If Mr Sookdeo does not find favour with our enlightened approach to conflict resolution, he may wish to astutely suggest a more suitable alternative, but we certainly will not embrace any methodology which has outlived its usefulness and is not of this era.

In our opinion, he may have been both reckless and irresponsible in his suggestion that dismissal letters should have been issued “to all strikers” from the UG and the GGMC, for acting in breach of their employment contracts.

Not that that was impossible, but he is quite aware that each matter is usually handled differently as its individual circumstance dictate. It is said in a particular environment that each case will turn on its own facts, ie, each case will be addressed differently. After all, there is no one size fits all solution in industrial relations.

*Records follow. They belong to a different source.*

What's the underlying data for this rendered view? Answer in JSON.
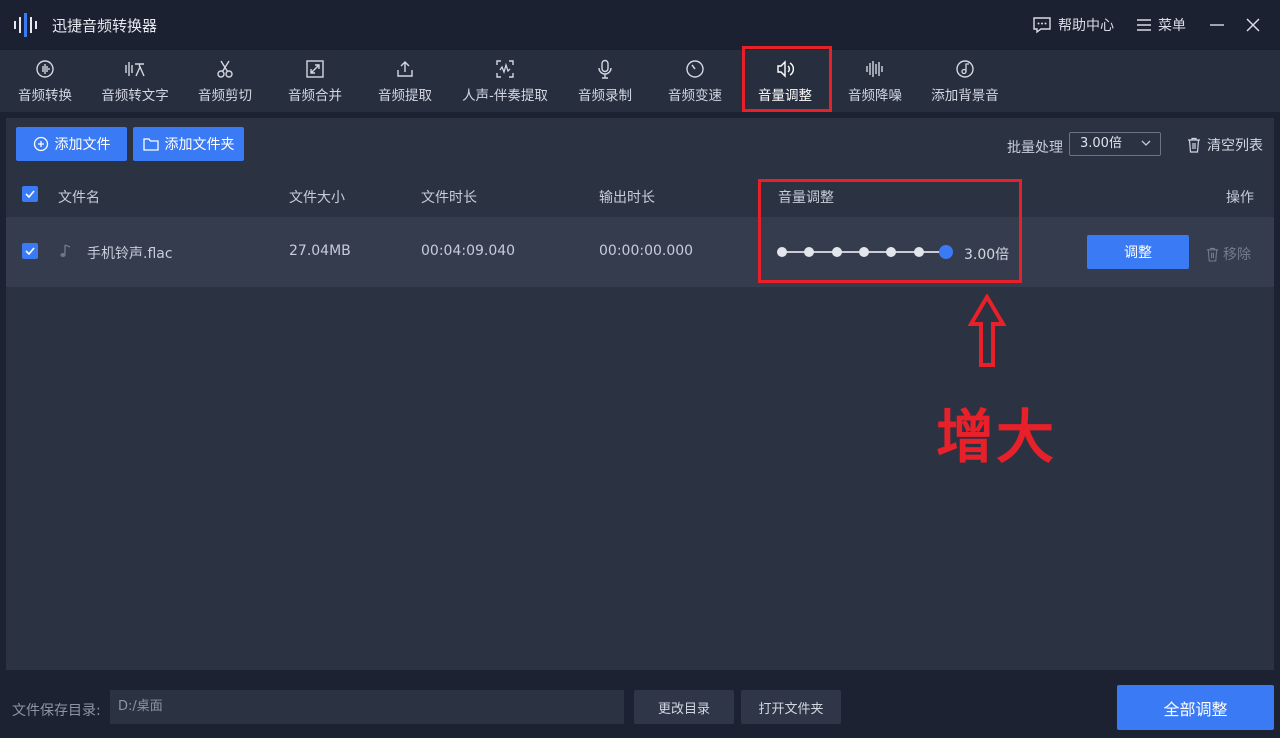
{
  "app": {
    "title": "迅捷音频转换器"
  },
  "titlebar": {
    "help_label": "帮助中心",
    "menu_label": "菜单"
  },
  "toolbar": {
    "tools": [
      {
        "label": "音频转换",
        "icon": "audio-convert-icon"
      },
      {
        "label": "音频转文字",
        "icon": "speech-to-text-icon"
      },
      {
        "label": "音频剪切",
        "icon": "scissors-icon"
      },
      {
        "label": "音频合并",
        "icon": "merge-icon"
      },
      {
        "label": "音频提取",
        "icon": "upload-icon"
      },
      {
        "label": "人声-伴奏提取",
        "icon": "vocal-extract-icon"
      },
      {
        "label": "音频录制",
        "icon": "microphone-icon"
      },
      {
        "label": "音频变速",
        "icon": "speed-dial-icon"
      },
      {
        "label": "音量调整",
        "icon": "volume-icon"
      },
      {
        "label": "音频降噪",
        "icon": "noise-reduce-icon"
      },
      {
        "label": "添加背景音",
        "icon": "music-disc-icon"
      }
    ],
    "active_index": 8
  },
  "actions": {
    "add_file_label": "添加文件",
    "add_folder_label": "添加文件夹",
    "batch_label": "批量处理",
    "batch_value": "3.00倍",
    "clear_label": "清空列表"
  },
  "table": {
    "headers": {
      "name": "文件名",
      "size": "文件大小",
      "duration": "文件时长",
      "output_duration": "输出时长",
      "volume": "音量调整",
      "operation": "操作"
    },
    "rows": [
      {
        "name": "手机铃声.flac",
        "size": "27.04MB",
        "duration": "00:04:09.040",
        "output_duration": "00:00:00.000",
        "volume_level_fraction": 1.0,
        "volume_text": "3.00倍",
        "adjust_label": "调整",
        "remove_label": "移除"
      }
    ]
  },
  "annotation": {
    "text": "增大",
    "color": "#e8202a"
  },
  "footer": {
    "save_dir_label": "文件保存目录:",
    "save_dir_value": "D:/桌面",
    "change_dir_label": "更改目录",
    "open_folder_label": "打开文件夹",
    "adjust_all_label": "全部调整"
  },
  "colors": {
    "accent": "#3a7af5",
    "highlight": "#e8202a",
    "background": "#1c2232"
  }
}
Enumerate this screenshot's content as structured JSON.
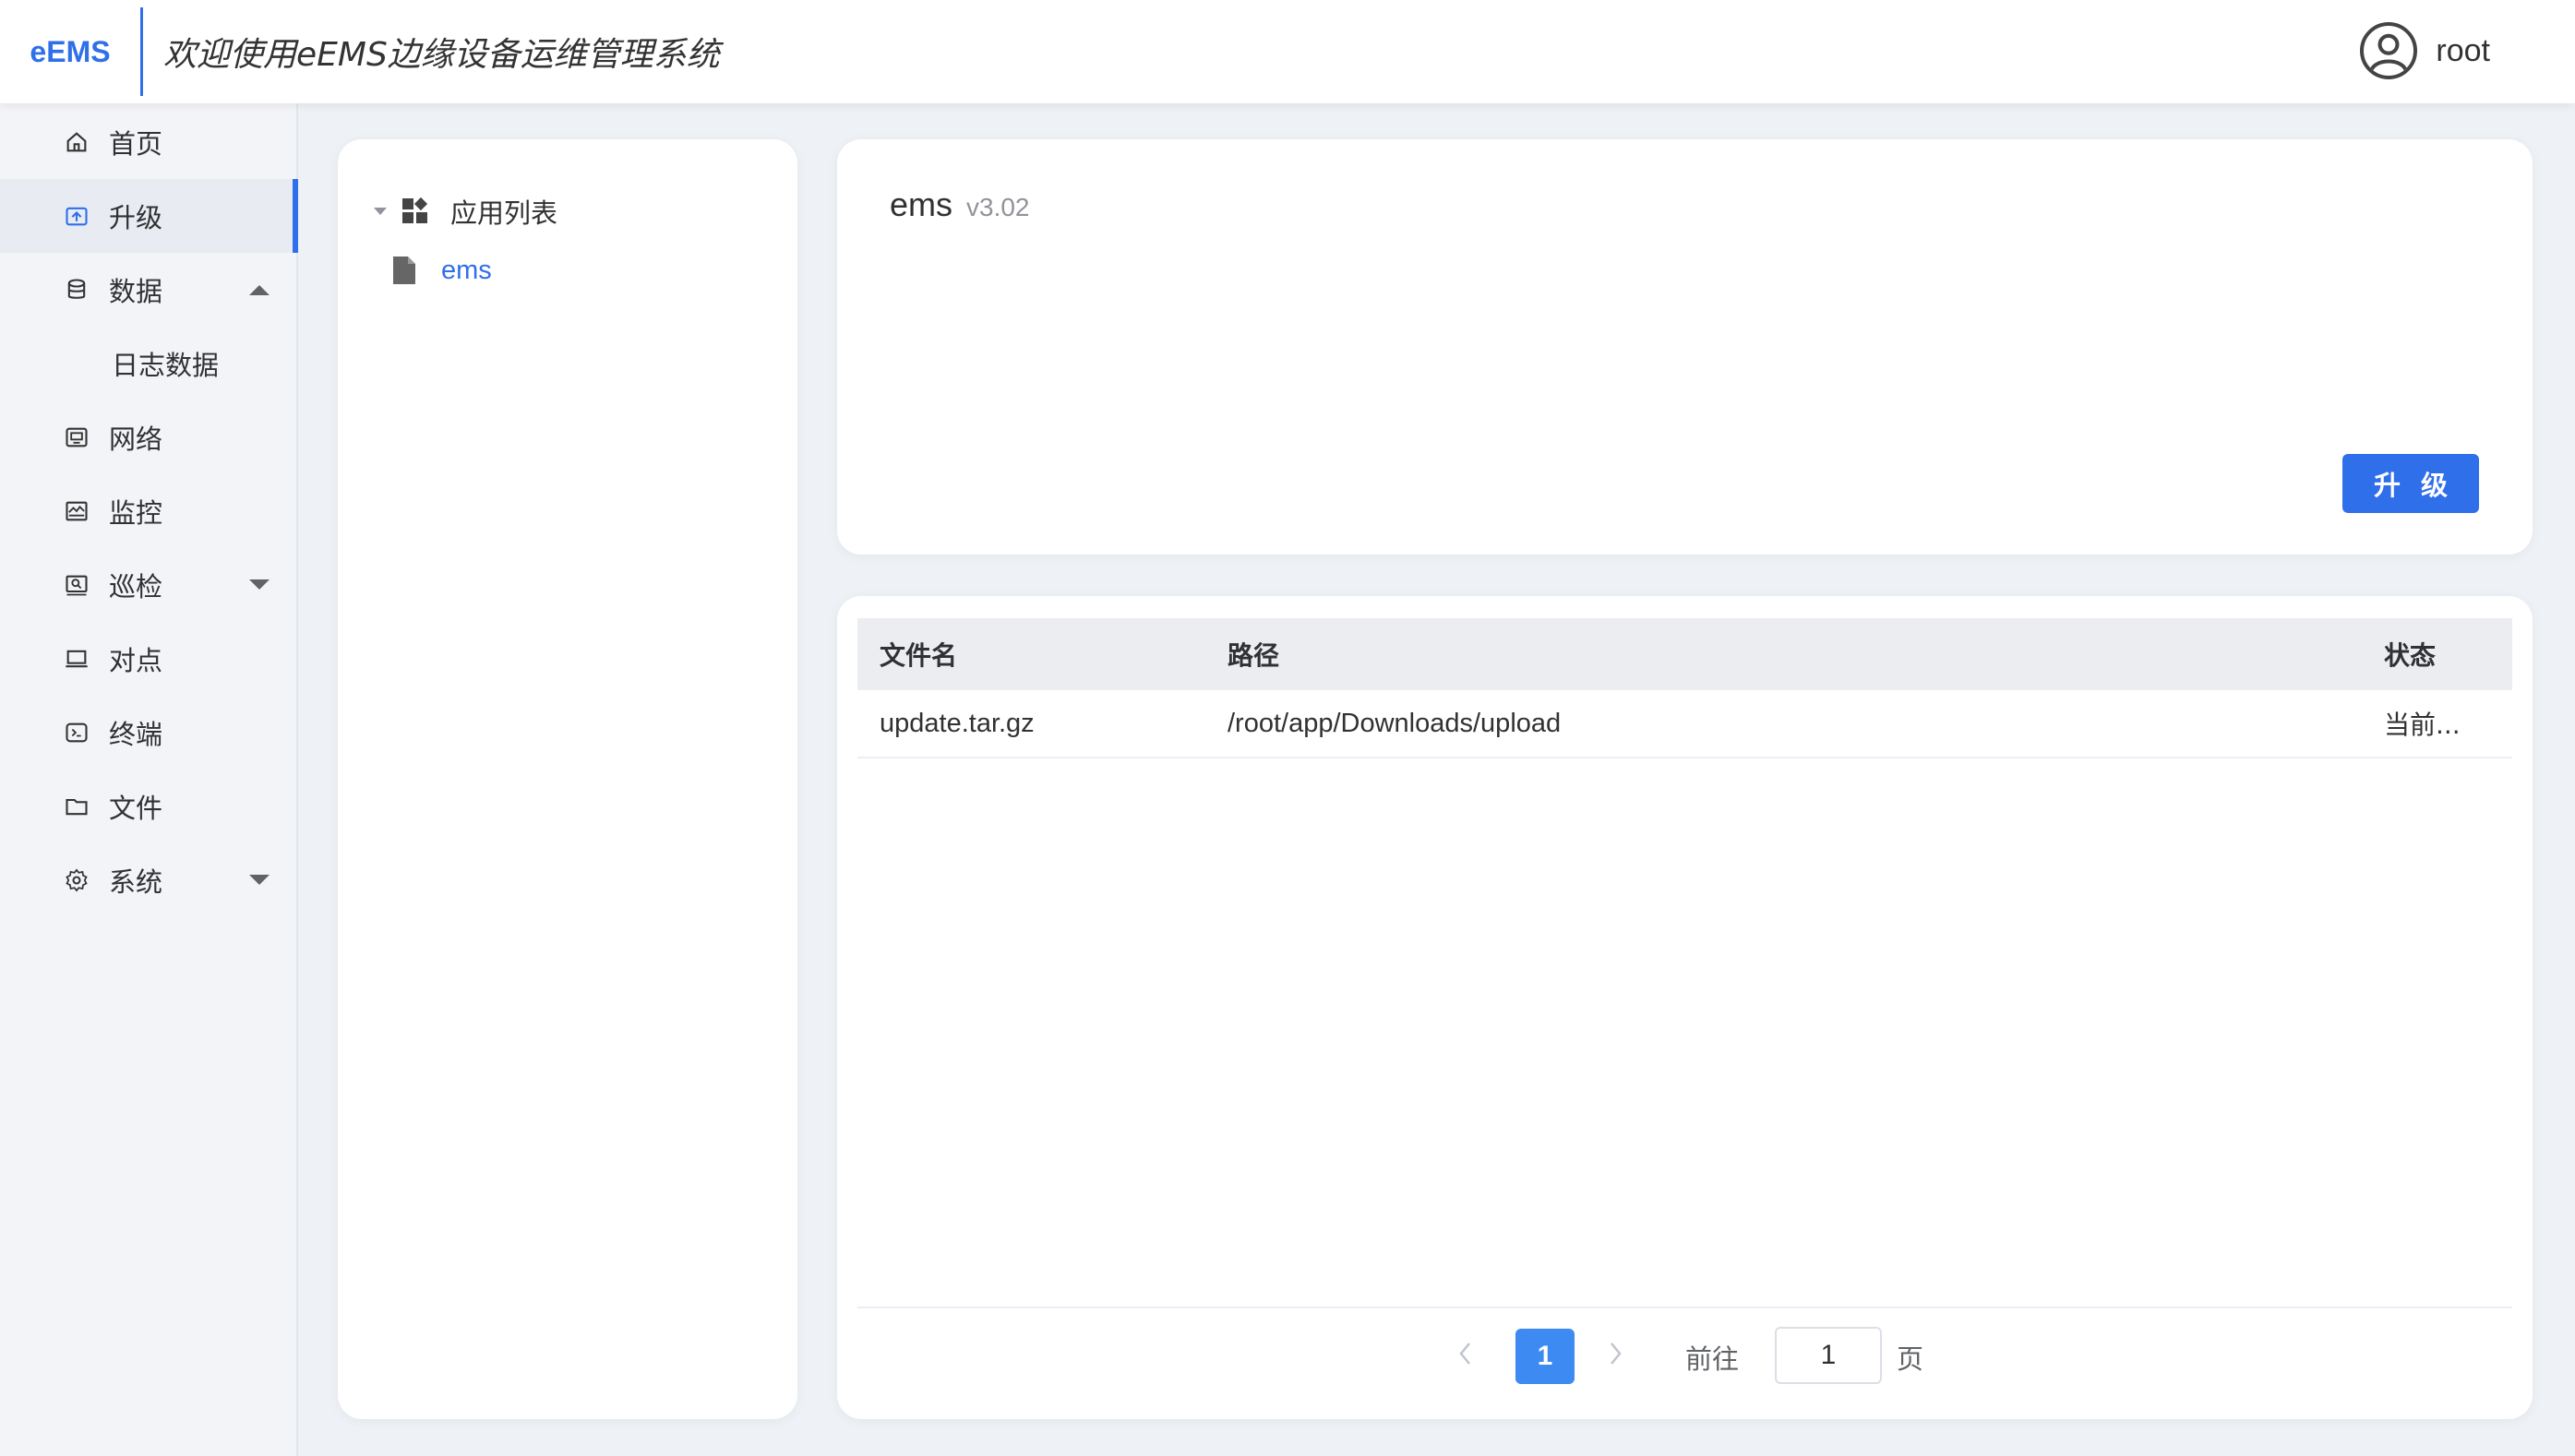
{
  "header": {
    "logo": "eEMS",
    "title": "欢迎使用eEMS边缘设备运维管理系统",
    "username": "root"
  },
  "sidebar": {
    "items": [
      {
        "label": "首页",
        "icon": "home-icon"
      },
      {
        "label": "升级",
        "icon": "upgrade-icon",
        "active": true
      },
      {
        "label": "数据",
        "icon": "database-icon",
        "expanded": true
      },
      {
        "label": "日志数据",
        "sub": true
      },
      {
        "label": "网络",
        "icon": "network-icon"
      },
      {
        "label": "监控",
        "icon": "monitor-icon"
      },
      {
        "label": "巡检",
        "icon": "inspection-icon",
        "expandable": true
      },
      {
        "label": "对点",
        "icon": "laptop-icon"
      },
      {
        "label": "终端",
        "icon": "terminal-icon"
      },
      {
        "label": "文件",
        "icon": "folder-icon"
      },
      {
        "label": "系统",
        "icon": "gear-icon",
        "expandable": true
      }
    ]
  },
  "tree": {
    "root_label": "应用列表",
    "children": [
      {
        "label": "ems"
      }
    ]
  },
  "app_info": {
    "name": "ems",
    "version": "v3.02",
    "upgrade_button": "升级"
  },
  "files_table": {
    "columns": [
      "文件名",
      "路径",
      "状态"
    ],
    "rows": [
      {
        "name": "update.tar.gz",
        "path": "/root/app/Downloads/upload",
        "status": "当前..."
      }
    ]
  },
  "pagination": {
    "current_page": "1",
    "goto_label": "前往",
    "goto_value": "1",
    "page_suffix": "页"
  },
  "colors": {
    "accent": "#2f6fea",
    "page_button": "#3d8bf2",
    "background": "#eef1f5"
  }
}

Indeed, the records have shown that many strikers have in the past, in this country and further afield, been justifiably dismissed for their participation in an illegal strike and to this day their dismissals have remained unshakable.

We are not advocating such a dispensation, but we are sure that Mr Sookdeo would recall the incidents at the National Restaurant and the OMAI gold operations.

Those are situations of the past. Today workers are protected under several pieces of legislation including the Termination of Employment & Severance Pay Act.

Apparently, Mr Sookdeo is determined to mischievously criticize the Ministry of Labour without any regard to the fact that misinformation and misconceptions can be erroneously embraced to the detriment of employees.

If needs be, at the opportune moment we may comment on his revealed modus operandi during the time when he functioned in the ministry.

In concluding we hereby reiterate that the role of the Ministry of Labour is multifaceted and is not merely conciliatory in nature.

It would be remiss of us if we did not remind Mr Sookdeo of the need to acquaint himself with the facts pertaining to any matter, before tendering an opinion thereon.